Saturday, July 26, 2008

Orthodox commemmoration reopens Ukraine-Russia row

Ukrainian President Viktor Yushchenko, right, and Orthodox Patriarch Bartholomew walk past frescos of the Kyiv-Pecherska Lavra cathedral Friday. The patriarch was in Ukraine to take a part in festivities marking the 1020th anniversary of the Christianization of Kyivan Rus (an ancient principality straddling parts of Ukraine, Belarus and Russia).

Russian cleric warns of 'violence and conflicts'

Ron Popeski , Reuters

Published: Friday, July 25, 2008

KYIV - Top clerics from Orthodox countries converged on Ukraine on Friday for three days of festivities, deepening a longstanding dispute with Russia over the ex-Soviet state's right to its own independent church.

The celebrations to mark the 1,020th anniversary of the embrace of Orthodox Christianity in the region are certain to be overshadowed by the dispute between Kyiv and Moscow which has long extended beyond religion into politics.

After mainly Orthodox Ukraine won independence from Soviet rule in 1991, a separate church was formed.

But it remains unrecognized by the worldwide Orthodox Church, which sees the Ukrainian branch of the Russian Orthodox church as its only representative in the country.

Authorities in Ukraine, site of the Kyivan Rus state that preceded parts of modern-day Ukraine, Belarus and Russia, are hosting the event.
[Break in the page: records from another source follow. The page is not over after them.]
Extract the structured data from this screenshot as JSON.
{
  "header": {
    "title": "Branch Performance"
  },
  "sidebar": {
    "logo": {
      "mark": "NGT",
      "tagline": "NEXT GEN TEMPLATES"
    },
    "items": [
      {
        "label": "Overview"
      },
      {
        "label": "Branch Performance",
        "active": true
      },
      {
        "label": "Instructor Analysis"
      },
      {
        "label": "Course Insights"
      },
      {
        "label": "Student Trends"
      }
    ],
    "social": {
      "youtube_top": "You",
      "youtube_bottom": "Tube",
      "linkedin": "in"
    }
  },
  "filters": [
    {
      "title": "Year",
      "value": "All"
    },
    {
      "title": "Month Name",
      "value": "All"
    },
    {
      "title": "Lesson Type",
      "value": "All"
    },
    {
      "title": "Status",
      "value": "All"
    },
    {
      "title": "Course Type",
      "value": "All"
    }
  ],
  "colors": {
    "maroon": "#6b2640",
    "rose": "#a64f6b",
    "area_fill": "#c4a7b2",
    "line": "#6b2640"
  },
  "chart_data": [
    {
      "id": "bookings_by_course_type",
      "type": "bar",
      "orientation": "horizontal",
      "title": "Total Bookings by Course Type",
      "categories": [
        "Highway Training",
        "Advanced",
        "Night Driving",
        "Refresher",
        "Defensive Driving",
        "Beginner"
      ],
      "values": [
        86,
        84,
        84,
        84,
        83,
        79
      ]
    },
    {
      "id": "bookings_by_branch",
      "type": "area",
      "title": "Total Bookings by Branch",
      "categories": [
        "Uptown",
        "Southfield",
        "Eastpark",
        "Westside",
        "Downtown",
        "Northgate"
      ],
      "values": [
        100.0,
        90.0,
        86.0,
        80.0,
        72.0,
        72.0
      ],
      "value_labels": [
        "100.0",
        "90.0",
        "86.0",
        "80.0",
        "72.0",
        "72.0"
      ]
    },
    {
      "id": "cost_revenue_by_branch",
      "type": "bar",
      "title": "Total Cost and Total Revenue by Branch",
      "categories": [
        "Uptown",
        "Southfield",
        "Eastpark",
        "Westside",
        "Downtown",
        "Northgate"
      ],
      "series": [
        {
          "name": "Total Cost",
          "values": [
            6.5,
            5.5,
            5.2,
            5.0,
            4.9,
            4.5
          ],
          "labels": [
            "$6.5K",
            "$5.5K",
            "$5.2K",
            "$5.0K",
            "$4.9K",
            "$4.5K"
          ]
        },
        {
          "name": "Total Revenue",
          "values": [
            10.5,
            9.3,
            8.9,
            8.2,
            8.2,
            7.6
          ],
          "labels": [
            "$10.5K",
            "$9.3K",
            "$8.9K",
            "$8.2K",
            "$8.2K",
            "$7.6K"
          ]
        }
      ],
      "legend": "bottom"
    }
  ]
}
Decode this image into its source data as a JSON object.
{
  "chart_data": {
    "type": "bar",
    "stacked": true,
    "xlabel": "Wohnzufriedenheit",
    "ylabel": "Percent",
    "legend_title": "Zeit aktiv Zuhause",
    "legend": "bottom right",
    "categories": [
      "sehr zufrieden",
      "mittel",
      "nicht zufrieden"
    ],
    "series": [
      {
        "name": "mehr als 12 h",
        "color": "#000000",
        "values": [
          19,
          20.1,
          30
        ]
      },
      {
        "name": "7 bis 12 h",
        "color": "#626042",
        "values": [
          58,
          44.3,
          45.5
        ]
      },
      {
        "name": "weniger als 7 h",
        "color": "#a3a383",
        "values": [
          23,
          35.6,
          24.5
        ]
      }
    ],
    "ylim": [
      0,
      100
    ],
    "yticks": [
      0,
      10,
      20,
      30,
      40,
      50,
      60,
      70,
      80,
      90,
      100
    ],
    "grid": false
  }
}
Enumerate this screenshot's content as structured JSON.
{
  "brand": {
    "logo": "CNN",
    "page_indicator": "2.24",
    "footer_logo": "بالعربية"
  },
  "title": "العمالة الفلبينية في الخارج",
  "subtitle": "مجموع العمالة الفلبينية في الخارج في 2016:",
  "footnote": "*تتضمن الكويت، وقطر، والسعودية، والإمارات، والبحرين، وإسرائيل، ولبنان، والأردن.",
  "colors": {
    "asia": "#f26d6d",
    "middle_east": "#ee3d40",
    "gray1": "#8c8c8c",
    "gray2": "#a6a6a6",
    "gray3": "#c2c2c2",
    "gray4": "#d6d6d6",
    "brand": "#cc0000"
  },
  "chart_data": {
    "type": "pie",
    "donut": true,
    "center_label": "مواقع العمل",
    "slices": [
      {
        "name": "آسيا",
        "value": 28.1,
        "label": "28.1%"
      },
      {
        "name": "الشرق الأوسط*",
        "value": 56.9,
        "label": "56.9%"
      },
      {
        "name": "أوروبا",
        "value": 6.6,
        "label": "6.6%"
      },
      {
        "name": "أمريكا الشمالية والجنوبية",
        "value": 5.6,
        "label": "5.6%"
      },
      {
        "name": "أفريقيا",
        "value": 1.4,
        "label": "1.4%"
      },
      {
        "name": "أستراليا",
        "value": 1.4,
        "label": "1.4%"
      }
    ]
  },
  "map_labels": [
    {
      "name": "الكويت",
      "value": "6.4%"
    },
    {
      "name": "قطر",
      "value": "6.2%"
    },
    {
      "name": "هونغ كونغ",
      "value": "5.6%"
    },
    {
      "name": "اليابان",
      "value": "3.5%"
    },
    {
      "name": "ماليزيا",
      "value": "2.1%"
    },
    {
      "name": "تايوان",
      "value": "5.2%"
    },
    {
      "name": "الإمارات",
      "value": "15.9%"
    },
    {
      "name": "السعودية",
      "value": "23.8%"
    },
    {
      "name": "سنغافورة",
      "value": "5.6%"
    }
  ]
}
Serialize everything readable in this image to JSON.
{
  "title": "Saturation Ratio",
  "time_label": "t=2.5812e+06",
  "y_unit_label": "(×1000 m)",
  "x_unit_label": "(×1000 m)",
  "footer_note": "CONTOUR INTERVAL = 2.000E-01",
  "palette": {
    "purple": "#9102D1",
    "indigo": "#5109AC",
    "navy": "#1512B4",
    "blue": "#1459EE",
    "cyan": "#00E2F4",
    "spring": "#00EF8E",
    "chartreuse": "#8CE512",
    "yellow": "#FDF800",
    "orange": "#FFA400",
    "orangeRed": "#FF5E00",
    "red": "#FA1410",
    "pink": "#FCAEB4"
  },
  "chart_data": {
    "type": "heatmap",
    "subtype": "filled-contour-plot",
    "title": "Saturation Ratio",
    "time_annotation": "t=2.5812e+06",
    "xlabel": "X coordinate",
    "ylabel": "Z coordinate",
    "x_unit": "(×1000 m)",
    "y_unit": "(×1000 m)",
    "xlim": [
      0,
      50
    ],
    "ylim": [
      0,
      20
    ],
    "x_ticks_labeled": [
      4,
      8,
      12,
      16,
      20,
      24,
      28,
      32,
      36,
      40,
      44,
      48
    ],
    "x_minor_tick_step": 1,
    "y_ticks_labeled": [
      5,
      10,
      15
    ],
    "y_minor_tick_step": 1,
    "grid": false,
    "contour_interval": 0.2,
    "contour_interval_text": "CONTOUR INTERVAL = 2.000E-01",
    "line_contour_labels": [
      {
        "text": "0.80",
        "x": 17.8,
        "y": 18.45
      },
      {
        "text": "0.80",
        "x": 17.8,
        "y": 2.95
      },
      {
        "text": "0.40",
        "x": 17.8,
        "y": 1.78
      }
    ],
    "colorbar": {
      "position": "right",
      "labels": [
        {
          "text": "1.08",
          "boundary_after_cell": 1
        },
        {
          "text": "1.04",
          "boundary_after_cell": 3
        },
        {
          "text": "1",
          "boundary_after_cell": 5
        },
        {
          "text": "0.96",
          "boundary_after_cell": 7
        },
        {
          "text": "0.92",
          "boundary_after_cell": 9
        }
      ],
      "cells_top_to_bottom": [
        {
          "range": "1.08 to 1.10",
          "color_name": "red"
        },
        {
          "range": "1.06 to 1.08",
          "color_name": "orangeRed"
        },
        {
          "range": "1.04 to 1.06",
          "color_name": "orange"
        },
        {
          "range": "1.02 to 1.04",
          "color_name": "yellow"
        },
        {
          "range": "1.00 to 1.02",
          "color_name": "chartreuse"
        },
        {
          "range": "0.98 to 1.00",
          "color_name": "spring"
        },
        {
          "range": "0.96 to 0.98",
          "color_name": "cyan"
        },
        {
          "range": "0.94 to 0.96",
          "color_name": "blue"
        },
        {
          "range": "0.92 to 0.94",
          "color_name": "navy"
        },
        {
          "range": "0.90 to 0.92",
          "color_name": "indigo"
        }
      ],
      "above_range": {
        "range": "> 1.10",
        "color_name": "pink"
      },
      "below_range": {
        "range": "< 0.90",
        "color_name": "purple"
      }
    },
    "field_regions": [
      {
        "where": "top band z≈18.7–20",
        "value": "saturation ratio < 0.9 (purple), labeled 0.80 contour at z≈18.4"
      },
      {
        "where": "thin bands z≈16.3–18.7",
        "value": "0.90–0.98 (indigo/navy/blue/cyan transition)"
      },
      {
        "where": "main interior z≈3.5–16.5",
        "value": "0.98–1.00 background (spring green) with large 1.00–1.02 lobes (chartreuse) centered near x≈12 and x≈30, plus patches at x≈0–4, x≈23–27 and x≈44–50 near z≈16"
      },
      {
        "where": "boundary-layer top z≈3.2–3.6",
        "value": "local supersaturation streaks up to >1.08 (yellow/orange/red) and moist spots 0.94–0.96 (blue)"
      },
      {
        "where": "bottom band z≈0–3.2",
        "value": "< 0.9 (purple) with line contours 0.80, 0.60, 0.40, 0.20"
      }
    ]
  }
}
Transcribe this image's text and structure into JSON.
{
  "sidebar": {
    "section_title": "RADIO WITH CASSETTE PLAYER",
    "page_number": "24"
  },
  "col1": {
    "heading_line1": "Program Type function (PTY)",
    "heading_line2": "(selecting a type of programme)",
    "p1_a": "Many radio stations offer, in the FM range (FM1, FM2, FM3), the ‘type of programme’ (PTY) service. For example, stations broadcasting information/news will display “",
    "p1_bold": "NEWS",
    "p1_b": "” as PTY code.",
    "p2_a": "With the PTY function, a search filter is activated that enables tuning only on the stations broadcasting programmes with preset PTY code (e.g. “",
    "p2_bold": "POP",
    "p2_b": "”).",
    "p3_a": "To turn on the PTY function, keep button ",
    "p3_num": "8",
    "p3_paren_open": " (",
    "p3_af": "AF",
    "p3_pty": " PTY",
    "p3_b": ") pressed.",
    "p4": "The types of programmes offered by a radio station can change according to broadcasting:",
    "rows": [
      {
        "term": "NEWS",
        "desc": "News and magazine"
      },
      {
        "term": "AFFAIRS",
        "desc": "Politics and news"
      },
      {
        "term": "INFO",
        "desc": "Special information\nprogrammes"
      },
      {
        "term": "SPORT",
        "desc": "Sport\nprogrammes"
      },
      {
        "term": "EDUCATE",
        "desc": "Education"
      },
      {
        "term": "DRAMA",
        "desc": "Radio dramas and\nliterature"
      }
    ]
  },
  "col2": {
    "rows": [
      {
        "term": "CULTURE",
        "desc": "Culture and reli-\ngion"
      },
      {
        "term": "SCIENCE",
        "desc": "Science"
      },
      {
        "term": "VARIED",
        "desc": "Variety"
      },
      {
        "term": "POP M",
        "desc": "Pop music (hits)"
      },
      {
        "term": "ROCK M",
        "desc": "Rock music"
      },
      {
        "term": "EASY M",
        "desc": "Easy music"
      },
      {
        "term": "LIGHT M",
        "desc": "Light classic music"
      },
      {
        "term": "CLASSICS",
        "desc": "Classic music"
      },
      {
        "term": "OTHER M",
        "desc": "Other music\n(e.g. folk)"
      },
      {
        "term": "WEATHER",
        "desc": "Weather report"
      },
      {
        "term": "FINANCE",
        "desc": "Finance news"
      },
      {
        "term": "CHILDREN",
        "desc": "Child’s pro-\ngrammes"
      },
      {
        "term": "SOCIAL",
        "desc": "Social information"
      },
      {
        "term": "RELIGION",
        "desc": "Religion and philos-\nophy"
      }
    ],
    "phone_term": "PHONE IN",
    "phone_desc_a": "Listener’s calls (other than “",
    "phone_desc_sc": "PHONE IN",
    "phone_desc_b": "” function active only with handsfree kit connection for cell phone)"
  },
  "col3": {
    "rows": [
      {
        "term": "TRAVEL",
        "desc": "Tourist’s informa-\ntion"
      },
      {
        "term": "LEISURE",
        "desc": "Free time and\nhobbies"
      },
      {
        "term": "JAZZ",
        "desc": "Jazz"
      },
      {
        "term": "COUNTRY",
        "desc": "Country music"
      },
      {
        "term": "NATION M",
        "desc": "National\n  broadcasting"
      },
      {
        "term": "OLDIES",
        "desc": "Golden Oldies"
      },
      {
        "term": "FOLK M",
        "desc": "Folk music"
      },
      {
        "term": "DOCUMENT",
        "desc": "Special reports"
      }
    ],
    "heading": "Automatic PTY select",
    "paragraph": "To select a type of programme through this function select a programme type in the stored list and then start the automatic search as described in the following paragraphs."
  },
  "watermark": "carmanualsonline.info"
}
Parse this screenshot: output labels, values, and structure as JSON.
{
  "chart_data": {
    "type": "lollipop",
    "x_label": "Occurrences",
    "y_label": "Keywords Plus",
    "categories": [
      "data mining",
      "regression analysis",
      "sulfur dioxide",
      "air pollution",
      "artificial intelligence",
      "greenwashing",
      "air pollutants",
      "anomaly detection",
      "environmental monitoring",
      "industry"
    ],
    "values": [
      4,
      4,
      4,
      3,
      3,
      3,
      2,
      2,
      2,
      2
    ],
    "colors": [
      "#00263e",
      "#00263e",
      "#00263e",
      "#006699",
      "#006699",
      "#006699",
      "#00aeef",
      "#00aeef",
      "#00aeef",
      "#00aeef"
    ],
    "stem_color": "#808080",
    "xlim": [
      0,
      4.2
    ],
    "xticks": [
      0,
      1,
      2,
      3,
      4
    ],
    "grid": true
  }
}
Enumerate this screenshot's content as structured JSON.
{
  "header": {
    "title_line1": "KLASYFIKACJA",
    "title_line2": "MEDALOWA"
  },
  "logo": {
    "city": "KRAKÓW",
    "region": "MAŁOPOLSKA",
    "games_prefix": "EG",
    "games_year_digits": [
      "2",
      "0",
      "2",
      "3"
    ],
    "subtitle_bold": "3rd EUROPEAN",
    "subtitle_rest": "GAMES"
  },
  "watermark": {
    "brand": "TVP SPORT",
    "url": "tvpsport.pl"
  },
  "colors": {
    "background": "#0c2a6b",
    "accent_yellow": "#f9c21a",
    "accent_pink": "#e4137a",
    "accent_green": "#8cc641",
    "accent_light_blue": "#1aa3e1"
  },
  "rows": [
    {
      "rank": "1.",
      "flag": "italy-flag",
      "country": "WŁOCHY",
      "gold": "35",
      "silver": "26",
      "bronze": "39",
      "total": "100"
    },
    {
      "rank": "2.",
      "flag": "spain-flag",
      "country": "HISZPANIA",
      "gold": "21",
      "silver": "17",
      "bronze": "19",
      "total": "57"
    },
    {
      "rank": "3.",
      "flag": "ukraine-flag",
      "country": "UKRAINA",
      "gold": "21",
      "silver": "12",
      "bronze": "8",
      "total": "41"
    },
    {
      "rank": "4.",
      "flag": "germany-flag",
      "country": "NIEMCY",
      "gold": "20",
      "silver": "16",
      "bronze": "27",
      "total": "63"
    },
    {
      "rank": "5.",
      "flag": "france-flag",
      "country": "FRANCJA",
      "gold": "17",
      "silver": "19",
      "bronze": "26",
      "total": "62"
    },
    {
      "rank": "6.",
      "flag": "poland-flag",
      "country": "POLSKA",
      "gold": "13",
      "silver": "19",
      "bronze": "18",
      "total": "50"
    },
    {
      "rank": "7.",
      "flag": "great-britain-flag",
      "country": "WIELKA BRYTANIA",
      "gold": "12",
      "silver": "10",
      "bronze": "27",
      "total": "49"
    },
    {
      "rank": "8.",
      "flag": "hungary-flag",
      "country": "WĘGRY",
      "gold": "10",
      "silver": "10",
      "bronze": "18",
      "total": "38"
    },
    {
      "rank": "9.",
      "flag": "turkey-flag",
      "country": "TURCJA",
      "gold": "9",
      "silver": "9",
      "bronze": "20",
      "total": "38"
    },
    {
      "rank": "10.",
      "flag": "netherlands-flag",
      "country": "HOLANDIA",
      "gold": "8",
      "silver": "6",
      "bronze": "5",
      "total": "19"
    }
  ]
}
Russian Patriarch Alexiy II is attending after securing an agreement that the independent Kyiv-based church will stay away.

But its clerics still lobby for change.

"Ukraine has the right to its own church. Unfortunately, Moscow is denying this right in the same way it opposes the very notion of Ukraine as an independent state," Bishop Yevstratiy, a spokesman for the independent church, told Reuters.

"What is going on in Ukrainian Orthodoxy has nothing to do with violating church law. It is caused by Moscow fighting for power in Ukraine - economic, political and spiritual power."

Statistics show the churches have roughly the same number of parishioners. Property disputes between the two sides in the 1990s sparked street scuffles, often between elderly believers.

Pro-Western Ukrainian President Viktor Yushchenko, an ardent Orthodox believer, sees creation of an independent church as part of Ukraine's task of building a national identify.

The president has tried to boost the event's profile by focusing on the visit by Constantinople Patriarch Bartholomew, worldwide leader of more than 225 million believers in the Orthodox church - formed after the 1054 schism with Rome.

Bartholomew was met by Yushchenko and given top honours at Kyiv airport on Friday, a military honour guard, goose-stepping soldiers and the playing of Ukraine's national anthem. Posters of the president alongside Bartholomew dotted Kyiv streets.

Tens of thousands of guests will hold a Saturday prayer meeting near the 11th century St Sofia Cathedral and a Sunday service by the Dnipro River.

Russia is locked in disputes with Ukraine's pro-Western leaders on natural gas prices, their drive to join NATO and their calls for Russia to pull its Black Sea Fleet out of Ukraine's Crimea Peninsula by 2017.

In an indicator of tensions, Ukraine's ambassador to Moscow was summoned to the Russian foreign ministry and told the festivities were staged "with a lack of respect for the Russian Orthodox church and the feelings of millions of believers."

A ministry statement also complained about the decision by Ukrainian authorities to deny entry on Friday to a nationalist member of parliament and "endless talk" it said was disrupting negotiations over the future of the Black Sea fleet.

Proponents of the independent church have considered placing it under the jurisdiction of Constantinople - as an Orthodox church in Estonia did in the 1990s - to win recognition later.

The Moscow church says this will only lead to trouble.

"This is a revolutionary process and it won't work in the church," said Archimandrite Kiril, a spokesman for the Russian church. "We have started the process of rapprochement . . . Now the intervention of political authorities could bring us back to the early 1990s with violence and conflicts."